November 28, 2025

Hands-on with Tabsdata: Publishing and Subscribing Salesforce Reports

All code for this post can be found here: Publishing and Subscribing Salesforce Reports

Working in Marketing Operations for a few years prior to coming into Tabsdata, I have quite a bit of experience working with Salesforce. Because it sits at the intersection of so many different teams: Sales, Marketing, Customer Success, Sales Eng, Finance, etc., one thing you notice is that even though we all share the same database, the ways people use that data diverge massively.  

Data Eng prefers to do some sort of ELT into a data warehouse or datalake, while Sales manages everything within Salesforce Reports.  It’s not a problem per se, however it gets difficult when data in your BI tool starts diverging from the data that Sales or Marketing has in their Salesforce reports. Then you have to rebuild the salesforce report manually with SOQL and constantly be monitoring if the report filters have changed.

Also, Salesforce is not great at tracking changes to your data on a macro scale. Sure, you can see data value changes on an individual record, but you need to set field history tracking on a limited set of fields; so answering business level questions like “how many mqls did I have in this report 6 days ago” is difficult unless you’re explicitly snapshotting your data every day. 

With Tabsdata’s 1.3.0 release, we introduce new connectors for Salesforce reports that allow you to easily Publish Salesforce Report Data. All you need is your salesforce report  name and you can easily propagate salesforce report data while automatically snapshotting and versioning the data as well.

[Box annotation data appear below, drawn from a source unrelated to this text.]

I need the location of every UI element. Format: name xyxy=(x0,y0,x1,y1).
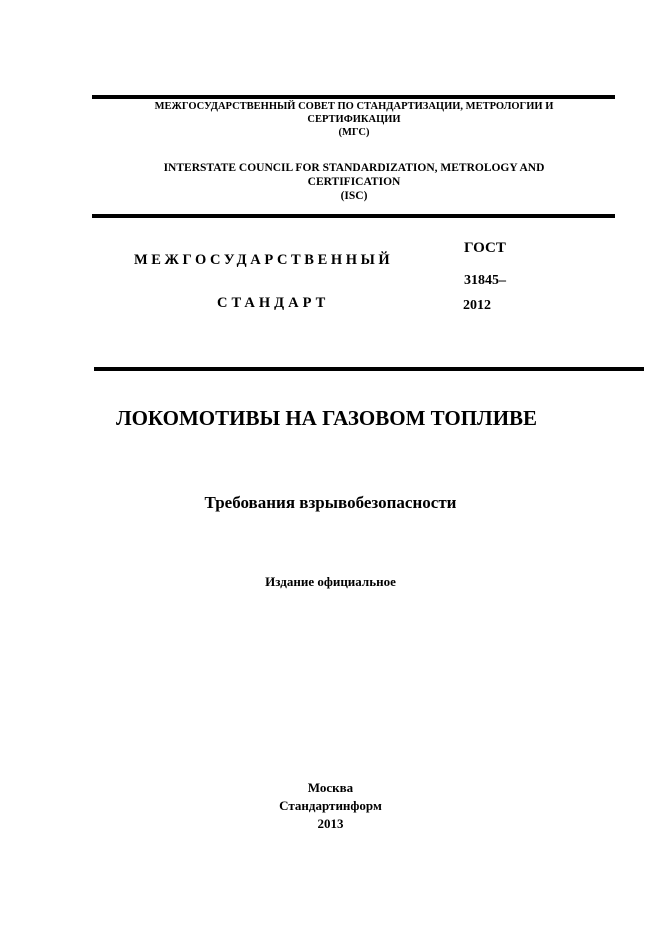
council-en-block xyxy=(100,161,608,203)
council-bottom-rule xyxy=(92,214,615,218)
council-en-line2: CERTIFICATION xyxy=(307,176,401,188)
imprint-year: 2013 xyxy=(317,816,344,831)
standard-label-line1: МЕЖГОСУДАРСТВЕННЫЙ xyxy=(134,252,394,268)
council-ru-line1: МЕЖГОСУДАРСТВЕННЫЙ СОВЕТ ПО СТАНДАРТИЗАЦИИ, МЕТРОЛОГИИ И xyxy=(154,101,554,112)
council-ru-line2: СЕРТИФИКАЦИИ xyxy=(307,114,401,125)
top-rule xyxy=(92,95,615,99)
document-subtitle: Требования взрывобезопасности xyxy=(204,493,457,512)
council-en-abbrev: (ISC) xyxy=(340,190,368,202)
document-title: ЛОКОМОТИВЫ НА ГАЗОВОМ ТОПЛИВЕ xyxy=(115,406,538,430)
edition-note: Издание официальное xyxy=(265,574,396,589)
header-bottom-rule xyxy=(94,367,644,371)
imprint-publisher: Стандартинформ xyxy=(279,798,382,813)
council-ru-abbrev: (МГС) xyxy=(338,127,370,138)
council-en-line1: INTERSTATE COUNCIL FOR STANDARDIZATION, METROLOGY AND xyxy=(163,162,545,174)
gost-year: 2012 xyxy=(463,298,491,313)
standard-label-line2: СТАНДАРТ xyxy=(217,295,330,311)
gost-number: 31845– xyxy=(464,273,506,288)
council-ru-block xyxy=(118,100,590,139)
imprint-city: Москва xyxy=(307,780,354,795)
gost-label: ГОСТ xyxy=(464,240,506,256)
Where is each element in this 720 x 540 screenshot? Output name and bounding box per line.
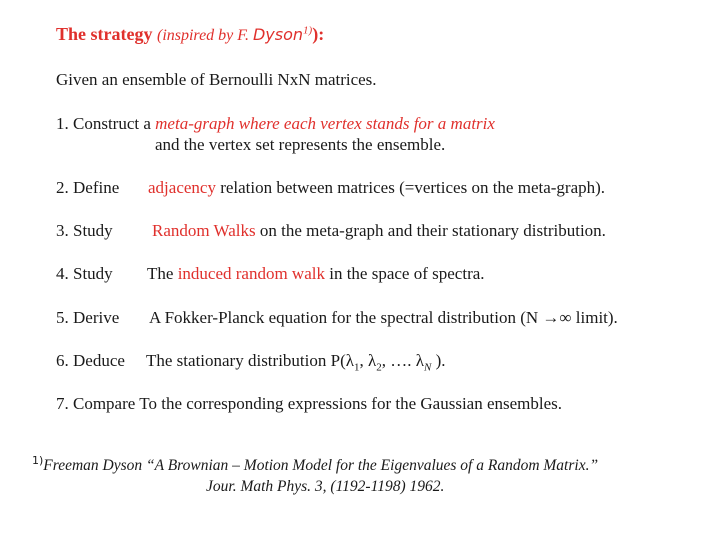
title-close: ): [312, 24, 325, 44]
step-3: 3. Study Random Walks on the meta-graph and their stationary distribution. [56, 221, 606, 240]
step-4: 4. Study The induced random walk in the space of spectra. [56, 264, 485, 283]
footnote-line-1: $^{1)}$Freeman Dyson “A Brownian – Motion Model for the Eigenvalues of a Random Matrix.” [32, 453, 599, 474]
footnote-marker: 1) [32, 453, 44, 467]
step-2-label: 2. Define [56, 178, 120, 197]
step-3-label: 3. Study [56, 221, 113, 240]
footnote-line-2: Jour. Math Phys. 3, (1192-1198) 1962. [206, 478, 445, 495]
step-1: 1. Construct a meta-graph where each vertex stands for a matrix [56, 114, 495, 133]
step-7-label: 7. Compare [56, 394, 136, 413]
intro-text: Given an ensemble of Bernoulli NxN matrices. [56, 70, 377, 89]
step-4-highlight: induced random walk [177, 264, 325, 283]
step-4-label: 4. Study [56, 264, 113, 283]
step-3-highlight: Random Walks [152, 221, 256, 240]
step-5: 5. Derive A Fokker-Planck equation for the spectral distribution (N →∞ limit). [56, 308, 618, 327]
step-2-highlight: adjacency [148, 178, 216, 197]
step-7: 7. Compare To the corresponding expressions for the Gaussian ensembles. [56, 394, 563, 413]
slide-title [56, 24, 324, 46]
title-bold: The strategy [56, 24, 153, 44]
step-6-label: 6. Deduce [56, 351, 125, 370]
step-1-highlight: meta-graph where each vertex stands for a matrix [155, 114, 495, 133]
step-6: 6. Deduce The stationary distribution $P(\lambda_1$, $\lambda_2$, …. $\lambda_N$ ). [56, 351, 446, 374]
step-5-label: 5. Derive [56, 308, 120, 327]
step-1-label: 1. Construct [56, 114, 140, 133]
title-inspired: (inspired by F. Dyson$^{1)}$ [156, 24, 313, 44]
step-1-continuation: and the vertex set represents the ensemble. [155, 135, 446, 154]
step-2: 2. Define adjacency relation between matrices (=vertices on the meta-graph). [56, 178, 606, 197]
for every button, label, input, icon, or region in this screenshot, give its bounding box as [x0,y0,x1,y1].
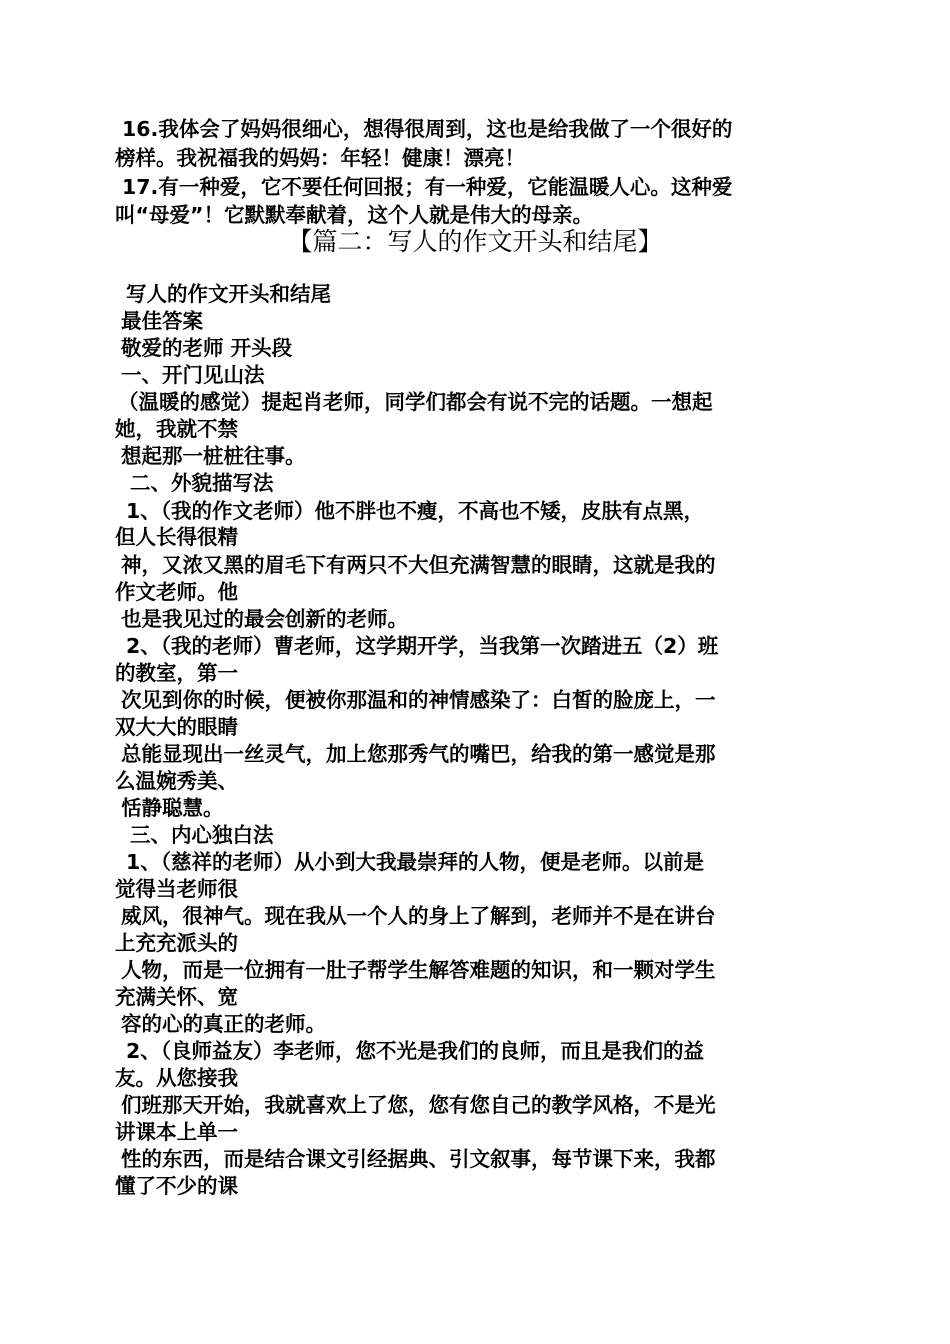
body-line: 敬爱的老师 开头段 [121,336,293,360]
intro-line: 16.我体会了妈妈很细心，想得很周到，这也是给我做了一个很好的 [122,117,733,141]
body-line: （温暖的感觉）提起肖老师，同学们都会有说不完的话题。一想起 [118,390,713,414]
body-line: 1、（慈祥的老师）从小到大我最崇拜的人物，便是老师。以前是 [126,850,705,874]
body-line: 三、内心独白法 [130,823,274,847]
body-line: 人物，而是一位拥有一肚子帮学生解答难题的知识，和一颗对学生 [121,958,716,982]
body-line: 们班那天开始，我就喜欢上了您，您有您自己的教学风格，不是光 [121,1093,716,1117]
body-line: 的教室，第一 [115,661,238,685]
body-line: 一、开门见山法 [121,363,265,387]
body-line: 容的心的真正的老师。 [121,1012,326,1036]
body-line: 威风，很神气。现在我从一个人的身上了解到，老师并不是在讲台 [121,904,716,928]
body-line: 写人的作文开头和结尾 [126,282,331,306]
body-line: 2、（我的老师）曹老师，这学期开学，当我第一次踏进五（2）班 [126,634,719,658]
body-line: 次见到你的时候，便被你那温和的神情感染了：白皙的脸庞上，一 [121,688,716,712]
body-line: 上充充派头的 [115,931,238,955]
body-line: 友。从您接我 [115,1066,238,1090]
body-line: 恬静聪慧。 [121,796,224,820]
body-line: 作文老师。他 [115,580,238,604]
body-line: 懂了不少的课 [115,1174,238,1198]
body-line: 双大大的眼睛 [115,715,238,739]
body-line: 么温婉秀美、 [115,769,238,793]
body-line: 也是我见过的最会创新的老师。 [121,607,408,631]
intro-line: 17.有一种爱，它不要任何回报；有一种爱，它能温暖人心。这种爱 [122,175,733,199]
intro-line: 榜样。我祝福我的妈妈：年轻！健康！漂亮！ [115,146,525,170]
body-line: 觉得当老师很 [115,877,238,901]
body-line: 讲课本上单一 [115,1120,238,1144]
section-title: 【篇二：写人的作文开头和结尾】 [287,227,663,256]
intro-line: 叫“母爱”！它默默奉献着，这个人就是伟大的母亲。 [115,203,593,227]
body-line: 1、（我的作文老师）他不胖也不瘦，不高也不矮，皮肤有点黑， [126,499,705,523]
body-line: 最佳答案 [121,309,203,333]
body-line: 2、（良师益友）李老师，您不光是我们的良师，而且是我们的益 [126,1039,705,1063]
body-line: 二、外貌描写法 [130,471,274,495]
body-line: 总能显现出一丝灵气，加上您那秀气的嘴巴，给我的第一感觉是那 [121,742,716,766]
body-line: 想起那一桩桩往事。 [121,444,306,468]
body-line: 神，又浓又黑的眉毛下有两只不大但充满智慧的眼睛，这就是我的 [121,553,716,577]
body-line: 但人长得很精 [115,525,238,549]
body-line: 充满关怀、宽 [115,985,238,1009]
body-line: 性的东西，而是结合课文引经据典、引文叙事，每节课下来，我都 [121,1147,716,1171]
body-line: 她，我就不禁 [115,417,238,441]
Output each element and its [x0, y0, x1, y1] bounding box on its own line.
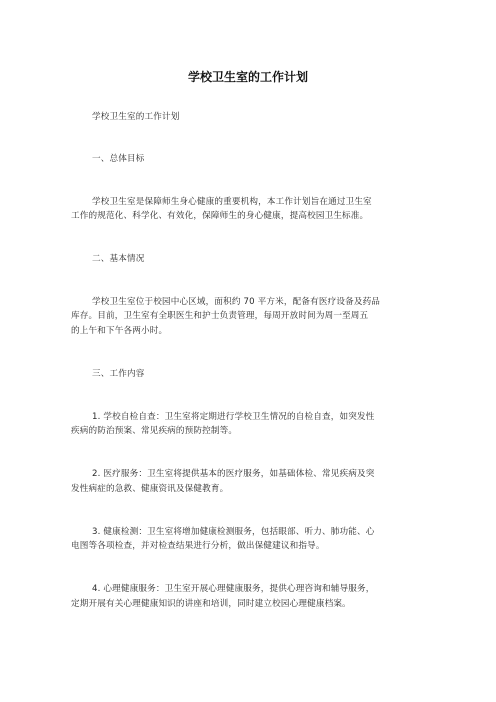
- list-item-line: 2. 医疗服务：卫生室将提供基本的医疗服务，如基础体检、常见疾病及突: [92, 469, 375, 479]
- list-item-line: 4. 心理健康服务：卫生室开展心理健康服务，提供心理咨询和辅导服务，: [92, 584, 375, 594]
- section-heading-basic: 二、基本情况: [92, 254, 145, 264]
- list-item-line: 1. 学校自检自查：卫生室将定期进行学校卫生情况的自检自查，如突发性: [92, 412, 375, 422]
- list-item-line: 疾病的防治预案、常见疾病的预防控制等。: [71, 426, 238, 436]
- paragraph-line: 工作的规范化、科学化、有效化，保障师生的身心健康，提高校园卫生标准。: [71, 211, 369, 221]
- paragraph-line: 库存。目前，卫生室有全职医生和护士负责管理，每周开放时间为周一至周五: [71, 311, 369, 321]
- paragraph-line: 的上午和下午各两小时。: [71, 326, 168, 336]
- paragraph-line: 学校卫生室位于校园中心区域，面积约 70 平方米，配备有医疗设备及药品: [92, 297, 381, 307]
- list-item-line: 定期开展有关心理健康知识的讲座和培训，同时建立校园心理健康档案。: [71, 599, 351, 609]
- list-item-line: 3. 健康检测：卫生室将增加健康检测服务，包括眼部、听力、肺功能、心: [92, 527, 375, 537]
- paragraph-line: 学校卫生室是保障师生身心健康的重要机构，本工作计划旨在通过卫生室: [92, 197, 372, 207]
- section-heading-goal: 一、总体目标: [92, 154, 145, 164]
- document-title: 学校卫生室的工作计划: [187, 70, 308, 84]
- list-item-line: 电图等各项检查，并对检查结果进行分析，做出保健建议和指导。: [71, 541, 325, 551]
- section-heading-work: 三、工作内容: [92, 369, 145, 379]
- list-item-line: 发性病症的急救、健康资讯及保健教育。: [71, 484, 229, 494]
- document-subtitle: 学校卫生室的工作计划: [92, 112, 180, 122]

In this blog and tutorial, I not only publish data from Salesforce, but I also generate a daily lead count by status and a delta of how these lead counts differ day-to-day.

Overview

The pipeline consists of two parts:

  1. Publisher: Reads Salesforce Report Data and Publishes it into Tabsdata.
  2. Transformer: Calculates Breakdown of Leads by Status.
  3. Subscriber: Writes Tabsdata Table Data into Snowflake

Publishing from Salesforce

I start by registering a publisher that queries the my Salesforce Report and publishes it into a Tabsdata Table called sf_snapshot


@td.publisher(
    source=td.SalesforceReportSource(
        report=SALESFORCE_REPORT,
        find_report_by="name",
        column_name_strategy="columnName",
        credentials=td.SalesforceTokenCredentials(
            SALESFORCE_USER,
            SALESFORCE_PASSWORD,
            SALESFORCE_TOKEN,
        ),
    ),
    tables="sf_snapshot",
)
def salesforce_pub(
    tf: td.TableFrame,
):
    return tf
  

Aggregating Data by Status

I then build a transformer that does two things:

  1. Calculates the count of leads in each lead status.
  2. Generates a delta of how each status's lead count compares to the previous version of the report.

@td.transformer(
    input_tables=["sf_snapshot", "sf_snapshot@HEAD^"],
    output_tables=["status_agg"],
)
def agg_statuses(leads: td.TableFrame, old_leads: td.TableFrame):

    status_agg = leads.group_by(td.col("STATUS")).agg(
        td.col("STATUS").alias("STATUS_COUNT").count()
    )
    if old_leads is None:
        old_leads = status_agg.rename({"STATUS_COUNT": "OLD_STATUS_COUNT"})
    else:
        old_leads = old_leads.group_by(td.col("STATUS")).agg(
            td.col("STATUS").alias("OLD_STATUS_COUNT").count()
        )

    status_agg = status_agg.join(
        old_leads,
        how="left",
        on="STATUS",
    )
    status_agg = (
        status_agg.with_columns(
            td.col("STATUS_COUNT")
            .sub(td.col("OLD_STATUS_COUNT").cast(td.Int32))
            .alias("DELTA")
        )
        .drop("OLD_STATUS_COUNT")
        .sort(td.col("STATUS"), descending=True)
    )
    return status_agg
  

This makes it very easy to view the state of your leads at a specific point in time and pinpoint when large fluctuations in statuses are occuring.

Subscribing to Snowflake

I then subscribe my two tables into Snowflake


@td.subscriber(
    tables=["sf_snapshot", "status_agg"],
    destination=td.SnowflakeDestination(
        CONNECTION_PARAMETERS,
        destination_table=["sf_snapshot", "status_agg"],
        if_table_exists="replace",
    ),
)
def snowflake_sub(tf, tf1):
    return tf, tf1
  

Results

With three functions, I was able to build a basic ELT workflow between Salesforce and Snowflake. After I invoked my publisher a few times, I was able to dive into the UI to see my execution history and versioned lead data.